My mother likes to remind me that when I was a small child she knew that taking me on a trip to the library was going to be a long outing. You can imagine then how thrilled I am to be a student again with access to a library as amazing as the one at Trinity College Dublin. I have enjoyed taking friends who have come to visit me to see the famous Book of Kells and the old library, which is one of the top attractions in Dublin and the closest thing to a temple of knowledge that I have ever seen. The Book of Kells reminds me of how long Ireland has been helping to safeguard and contribute to the world’s knowledge. In the age of essays typed on computers with fluorescent screens, I really admire the monks who spent their lives holed up in the monasteries of Ireland’s “Golden Age”, intricately copying out sacred texts and writings of the ancient world and writing poetry by candlelight.  Every time I progress up to the Long Room, the main hall of the old Trinity College Library, I’m in awe of the shelves of books that go from the floor to the incredibly high arched ceiling. I breathe in the smell of old books and I’m instantly in my nerdy happy place.
For the new year I wanted to branch out and enjoy some personal enrichment that isn’t solely focused on what I do professionally. Ireland has so much culture to offer, and I thought a logical place for me to start would be with Irish writers. For such a small country, the contribution that Ireland has made to literature is absolutely remarkable.
The first writer I started with is the popular favourite and an alum of TCD, Oscar Wilde. So far I’ve read the play “The Importance of Being Earnest” and The Picture of Dorian Gray. I’ve also gotten into satirist Jonathon Swift and his infamous pamphlet “A Modest Proposal” as well as Gulliver’s Travels. I also stumbled across an online collection of WB Yeats Poetry and am trying to expand my horizons and really appreciate the beauty of that. In high school I read both The Portrait of an Artist as a Young Man and Dubliners, but I have not yet worked up the strength to tackle his longest and most famous work, Ulysses, which may be my summer project.

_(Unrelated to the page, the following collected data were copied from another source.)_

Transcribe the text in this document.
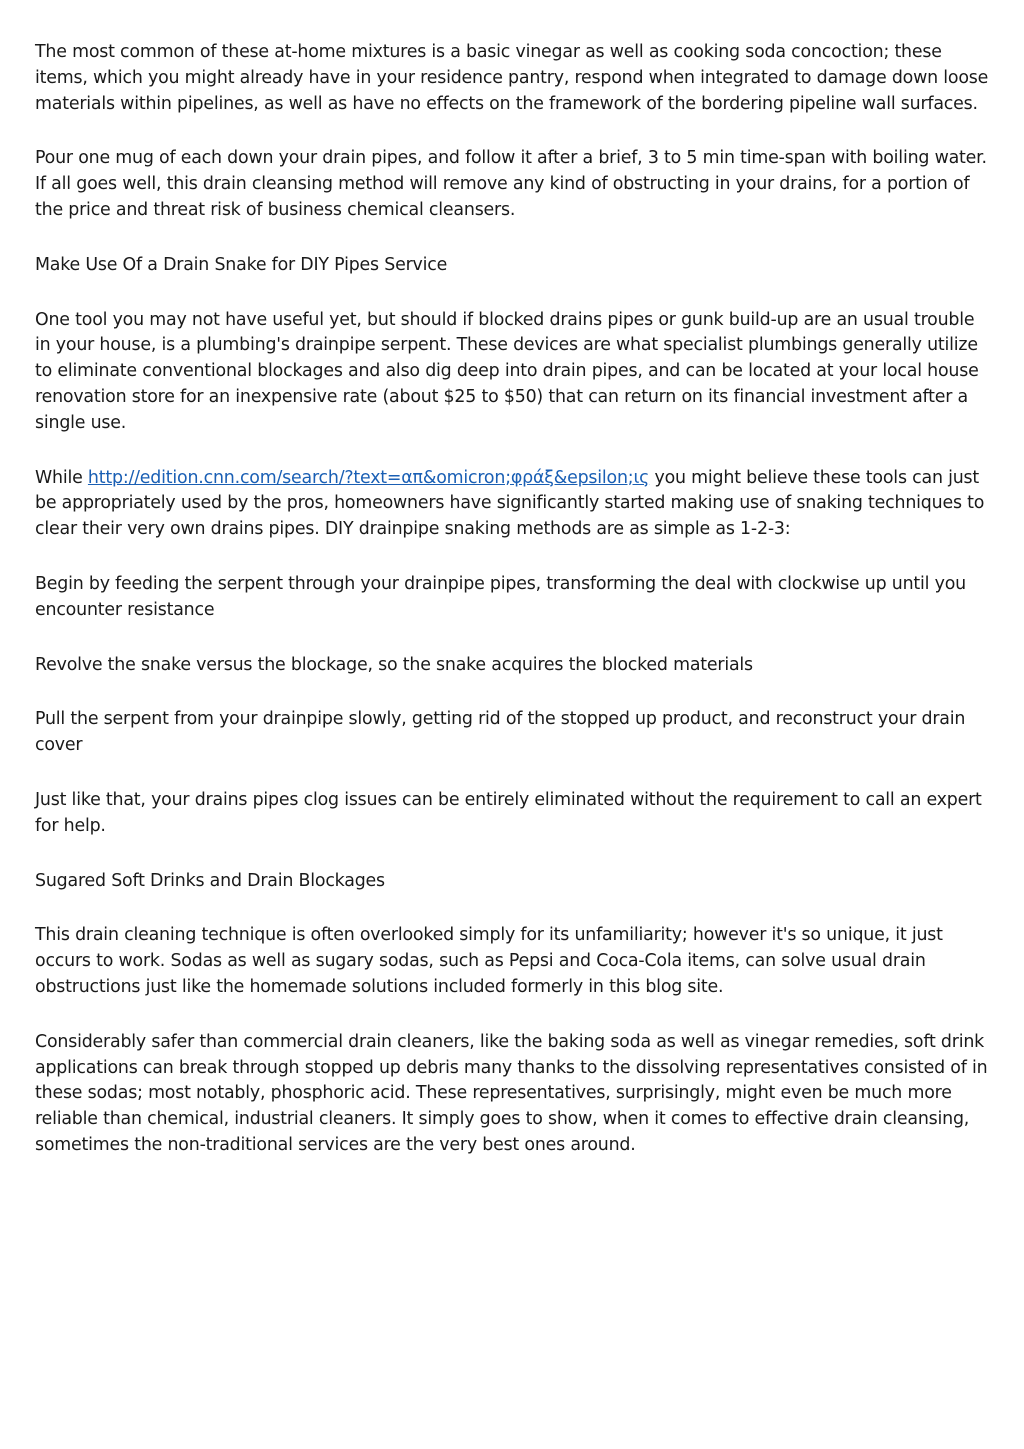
The most common of these at-home mixtures is a basic vinegar as well as cooking soda concoction; these items, which you might already have in your residence pantry, respond when integrated to damage down loose materials within pipelines, as well as have no effects on the framework of the bordering pipeline wall surfaces.

Pour one mug of each down your drain pipes, and follow it after a brief, 3 to 5 min time-span with boiling water. If all goes well, this drain cleansing method will remove any kind of obstructing in your drains, for a portion of the price and threat risk of business chemical cleansers.

Make Use Of a Drain Snake for DIY Pipes Service

One tool you may not have useful yet, but should if blocked drains pipes or gunk build-up are an usual trouble in your house, is a plumbing's drainpipe serpent. These devices are what specialist plumbings generally utilize to eliminate conventional blockages and also dig deep into drain pipes, and can be located at your local house renovation store for an inexpensive rate (about $25 to $50) that can return on its financial investment after a single use.

While http://edition.cnn.com/search/?text=απ&omicron;φράξ&epsilon;ις you might believe these tools can just be appropriately used by the pros, homeowners have significantly started making use of snaking techniques to clear their very own drains pipes. DIY drainpipe snaking methods are as simple as 1-2-3:

Begin by feeding the serpent through your drainpipe pipes, transforming the deal with clockwise up until you encounter resistance

Revolve the snake versus the blockage, so the snake acquires the blocked materials

Pull the serpent from your drainpipe slowly, getting rid of the stopped up product, and reconstruct your drain cover

Just like that, your drains pipes clog issues can be entirely eliminated without the requirement to call an expert for help.

Sugared Soft Drinks and Drain Blockages

This drain cleaning technique is often overlooked simply for its unfamiliarity; however it's so unique, it just occurs to work. Sodas as well as sugary sodas, such as Pepsi and Coca-Cola items, can solve usual drain obstructions just like the homemade solutions included formerly in this blog site.

Considerably safer than commercial drain cleaners, like the baking soda as well as vinegar remedies, soft drink applications can break through stopped up debris many thanks to the dissolving representatives consisted of in these sodas; most notably, phosphoric acid. These representatives, surprisingly, might even be much more reliable than chemical, industrial cleaners. It simply goes to show, when it comes to effective drain cleansing, sometimes the non-traditional services are the very best ones around.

This weekend when another bibliophile friend of mine came to visit, we took a trip to the Dublin Writers Museum. This little house on the north side of the city has a great collection of original editions of famous works of Irish literature and memorabilia from some of Dublin’s literary celebrities. It taught me a lot not only about the writers, but how they influenced and were influenced by Irish history and politics, and still leave their mark today. It also made me add significantly to my Irish reading list, which is probably unrealistically long and aspirational, but I have no doubts it will do me well long after I leave here. Now that my second semester is coming to a close at the end of April and the weather is starting to get nicer (though admittedly that’s by Irish standards), I am looking forward to being able to lie out on St. Stephens Green with a nice book.